A man who died from lung cancer could have been diagnosed four weeks earlier if an X-ray had been followed up on, a new report has revealed.

The man, referred to as Mr A, presented to an emergency department in Canterbury "several times" with chest pain through 2019, the Health and Disability Commissioner (HDC) found.

Mr A was in his 80s and had "a complex medical history".

Two X-rays in August that year did not identify any "suspicious masses".

Mr A's symptoms were diagnosed as angina and attributed to his heart problems.

But on August 29, when Mr A was again admitted to the ED, a chest X-ray identified a mass on his right lung.

A CT chest scan was recommended in the report, dated August 30 — however, Mr A was discharged "before the radiology reporting on his chest X-ray became available, and therefore his discharge summary did not include the findings of the reporting radiologist".

On September 2, the general medicine physician responsible for Mr A's care accepted the report in the Te Whatu Ora computer system — but they took no further action.

On October 6 that year, Mr A was back in hospital and another X-ray was taken. The mass had grown.

The radiology report asked: "I note CT chest was recommended on the prior x-ray report. Has there been CT of chest since that study?"

The next day, Mr A had a CT scan and he was told there would be further investigations to confirm suspected lung cancer.

"However, he was not told that the mass on his lung had been identified in an earlier X-ray and not followed up.

"The man unfortunately died from lung cancer the following year," the HDC said.

The complaint

Before he died, Mr A complained to the HDC about the incident.

"The man noted that decisions were made without his knowledge concerning his condition and treatment," the HDC said.

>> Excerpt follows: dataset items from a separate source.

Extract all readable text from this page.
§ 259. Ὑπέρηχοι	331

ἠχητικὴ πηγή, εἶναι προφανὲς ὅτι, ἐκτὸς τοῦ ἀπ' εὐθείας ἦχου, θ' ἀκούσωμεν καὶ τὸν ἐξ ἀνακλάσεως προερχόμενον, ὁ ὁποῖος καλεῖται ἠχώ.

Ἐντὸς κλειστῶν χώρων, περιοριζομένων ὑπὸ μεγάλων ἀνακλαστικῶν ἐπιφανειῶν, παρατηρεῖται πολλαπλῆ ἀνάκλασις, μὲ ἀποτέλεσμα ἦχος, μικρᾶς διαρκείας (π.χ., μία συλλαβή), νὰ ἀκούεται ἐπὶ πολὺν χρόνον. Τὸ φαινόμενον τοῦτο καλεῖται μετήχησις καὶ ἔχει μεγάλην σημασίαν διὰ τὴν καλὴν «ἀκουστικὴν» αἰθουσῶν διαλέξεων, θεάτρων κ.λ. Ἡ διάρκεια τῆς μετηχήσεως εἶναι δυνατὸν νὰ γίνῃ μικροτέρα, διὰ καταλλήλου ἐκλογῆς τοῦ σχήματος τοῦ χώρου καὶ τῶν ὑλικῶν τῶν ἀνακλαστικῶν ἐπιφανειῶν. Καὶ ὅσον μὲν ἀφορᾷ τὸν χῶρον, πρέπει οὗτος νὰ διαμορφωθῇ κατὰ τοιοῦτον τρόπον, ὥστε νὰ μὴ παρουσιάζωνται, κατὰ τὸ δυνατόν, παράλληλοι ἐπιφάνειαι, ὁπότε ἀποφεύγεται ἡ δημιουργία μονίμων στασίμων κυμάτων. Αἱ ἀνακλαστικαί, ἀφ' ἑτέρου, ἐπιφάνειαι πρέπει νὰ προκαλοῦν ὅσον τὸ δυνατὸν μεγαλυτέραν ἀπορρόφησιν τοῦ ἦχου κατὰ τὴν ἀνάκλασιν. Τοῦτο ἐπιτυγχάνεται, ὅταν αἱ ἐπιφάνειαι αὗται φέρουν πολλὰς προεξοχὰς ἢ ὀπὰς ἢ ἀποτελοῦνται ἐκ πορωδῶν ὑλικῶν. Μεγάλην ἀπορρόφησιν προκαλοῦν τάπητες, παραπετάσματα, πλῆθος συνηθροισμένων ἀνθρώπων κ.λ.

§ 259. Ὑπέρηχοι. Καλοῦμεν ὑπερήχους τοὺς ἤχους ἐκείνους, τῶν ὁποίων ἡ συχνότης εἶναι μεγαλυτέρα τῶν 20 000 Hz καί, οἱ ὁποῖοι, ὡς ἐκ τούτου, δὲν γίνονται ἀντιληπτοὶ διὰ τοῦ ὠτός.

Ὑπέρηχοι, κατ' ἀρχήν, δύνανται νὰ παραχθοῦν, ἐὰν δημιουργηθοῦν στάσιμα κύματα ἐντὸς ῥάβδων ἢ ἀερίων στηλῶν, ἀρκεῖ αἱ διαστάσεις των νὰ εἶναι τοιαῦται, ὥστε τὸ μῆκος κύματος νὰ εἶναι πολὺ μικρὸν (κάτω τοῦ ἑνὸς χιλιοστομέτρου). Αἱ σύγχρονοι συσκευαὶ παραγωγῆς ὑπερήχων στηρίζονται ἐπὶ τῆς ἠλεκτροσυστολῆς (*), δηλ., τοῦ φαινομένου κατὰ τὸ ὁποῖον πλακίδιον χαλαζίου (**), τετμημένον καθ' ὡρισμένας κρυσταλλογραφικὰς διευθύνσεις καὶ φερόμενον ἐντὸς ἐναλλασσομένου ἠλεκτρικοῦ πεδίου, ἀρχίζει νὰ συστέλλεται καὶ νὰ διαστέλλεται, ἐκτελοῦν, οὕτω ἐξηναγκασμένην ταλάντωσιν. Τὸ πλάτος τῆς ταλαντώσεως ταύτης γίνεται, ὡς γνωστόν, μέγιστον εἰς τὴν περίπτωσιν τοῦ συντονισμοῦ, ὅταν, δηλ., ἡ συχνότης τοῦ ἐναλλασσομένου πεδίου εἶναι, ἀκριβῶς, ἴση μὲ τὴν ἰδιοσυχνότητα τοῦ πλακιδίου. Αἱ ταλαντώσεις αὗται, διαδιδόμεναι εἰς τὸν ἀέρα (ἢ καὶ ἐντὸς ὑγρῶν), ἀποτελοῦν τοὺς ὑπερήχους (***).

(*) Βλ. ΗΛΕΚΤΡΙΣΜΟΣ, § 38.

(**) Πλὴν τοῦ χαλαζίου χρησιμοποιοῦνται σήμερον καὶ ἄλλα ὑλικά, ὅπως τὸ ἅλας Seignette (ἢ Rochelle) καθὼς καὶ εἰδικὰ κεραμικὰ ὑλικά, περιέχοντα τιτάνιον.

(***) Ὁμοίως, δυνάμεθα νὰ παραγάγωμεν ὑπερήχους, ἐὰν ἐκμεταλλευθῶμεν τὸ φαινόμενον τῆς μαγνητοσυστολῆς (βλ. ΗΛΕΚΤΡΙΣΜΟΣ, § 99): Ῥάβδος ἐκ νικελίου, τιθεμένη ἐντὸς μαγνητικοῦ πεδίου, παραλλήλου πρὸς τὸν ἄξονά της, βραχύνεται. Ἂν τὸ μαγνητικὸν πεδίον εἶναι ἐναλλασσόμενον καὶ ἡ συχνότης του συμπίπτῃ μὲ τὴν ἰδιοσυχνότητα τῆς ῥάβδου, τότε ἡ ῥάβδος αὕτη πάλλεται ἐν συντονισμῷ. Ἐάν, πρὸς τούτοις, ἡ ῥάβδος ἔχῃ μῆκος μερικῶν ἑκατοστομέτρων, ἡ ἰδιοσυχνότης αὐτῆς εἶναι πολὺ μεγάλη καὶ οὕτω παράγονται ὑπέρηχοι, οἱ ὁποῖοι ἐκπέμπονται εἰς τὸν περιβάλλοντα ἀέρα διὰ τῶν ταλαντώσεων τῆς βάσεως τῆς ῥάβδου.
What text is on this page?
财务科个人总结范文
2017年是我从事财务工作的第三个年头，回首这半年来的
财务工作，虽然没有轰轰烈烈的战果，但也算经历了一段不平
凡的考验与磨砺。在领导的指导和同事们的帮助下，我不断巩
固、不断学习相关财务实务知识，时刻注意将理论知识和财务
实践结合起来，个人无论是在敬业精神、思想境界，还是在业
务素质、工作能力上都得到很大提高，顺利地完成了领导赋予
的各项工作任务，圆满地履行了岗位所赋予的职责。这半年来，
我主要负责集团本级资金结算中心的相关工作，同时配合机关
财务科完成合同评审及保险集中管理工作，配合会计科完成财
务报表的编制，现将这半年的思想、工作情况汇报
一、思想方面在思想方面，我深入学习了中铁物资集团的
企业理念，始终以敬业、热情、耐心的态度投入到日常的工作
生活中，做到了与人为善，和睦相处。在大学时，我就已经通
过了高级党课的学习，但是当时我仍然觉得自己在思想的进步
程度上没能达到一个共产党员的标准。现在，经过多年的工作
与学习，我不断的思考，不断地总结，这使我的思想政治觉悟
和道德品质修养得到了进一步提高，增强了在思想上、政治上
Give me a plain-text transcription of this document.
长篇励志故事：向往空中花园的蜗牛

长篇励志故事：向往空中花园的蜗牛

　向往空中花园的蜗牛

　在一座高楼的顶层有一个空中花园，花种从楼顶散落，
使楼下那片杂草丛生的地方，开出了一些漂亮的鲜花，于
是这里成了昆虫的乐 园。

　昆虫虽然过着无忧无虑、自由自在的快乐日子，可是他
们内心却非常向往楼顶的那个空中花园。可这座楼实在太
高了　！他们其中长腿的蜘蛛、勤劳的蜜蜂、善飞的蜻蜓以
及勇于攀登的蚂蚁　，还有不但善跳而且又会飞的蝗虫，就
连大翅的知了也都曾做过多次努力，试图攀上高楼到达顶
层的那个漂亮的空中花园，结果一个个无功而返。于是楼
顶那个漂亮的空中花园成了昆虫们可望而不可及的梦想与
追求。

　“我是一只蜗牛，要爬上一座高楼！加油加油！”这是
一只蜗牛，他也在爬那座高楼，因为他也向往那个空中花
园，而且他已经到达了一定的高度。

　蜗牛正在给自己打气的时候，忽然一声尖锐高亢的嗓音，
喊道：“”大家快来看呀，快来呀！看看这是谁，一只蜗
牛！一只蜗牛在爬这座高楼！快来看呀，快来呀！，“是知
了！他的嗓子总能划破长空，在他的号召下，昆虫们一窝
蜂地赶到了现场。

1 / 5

"He was not fully informed about his condition and had no opportunity to question his treatment. He also expressed concern that his frequent admissions to the ED could have been an indicator of the lung cancer and should have been investigated further."

The findings

Deputy Health and Disability Commissioner Deborah James said the physician's failure to act on the radiologist's report of the chest X-ray delayed the lung cancer diagnosis by about four weeks.

And despite other clinicians being aware of the failure, none "took responsibility" for informing Mr A.

"Systemic issues at Canterbury DHB constituted a failure to ensure that the man had all the information that a reasonable consumer in his circumstances would expect to receive," James said.

She found Canterbury DHB and the physician in breach of the Code of Health and Disability Services Consumer's Rights.

Among her recommendations, James proposed both the physician and the DHB write a formal apology to the man's family.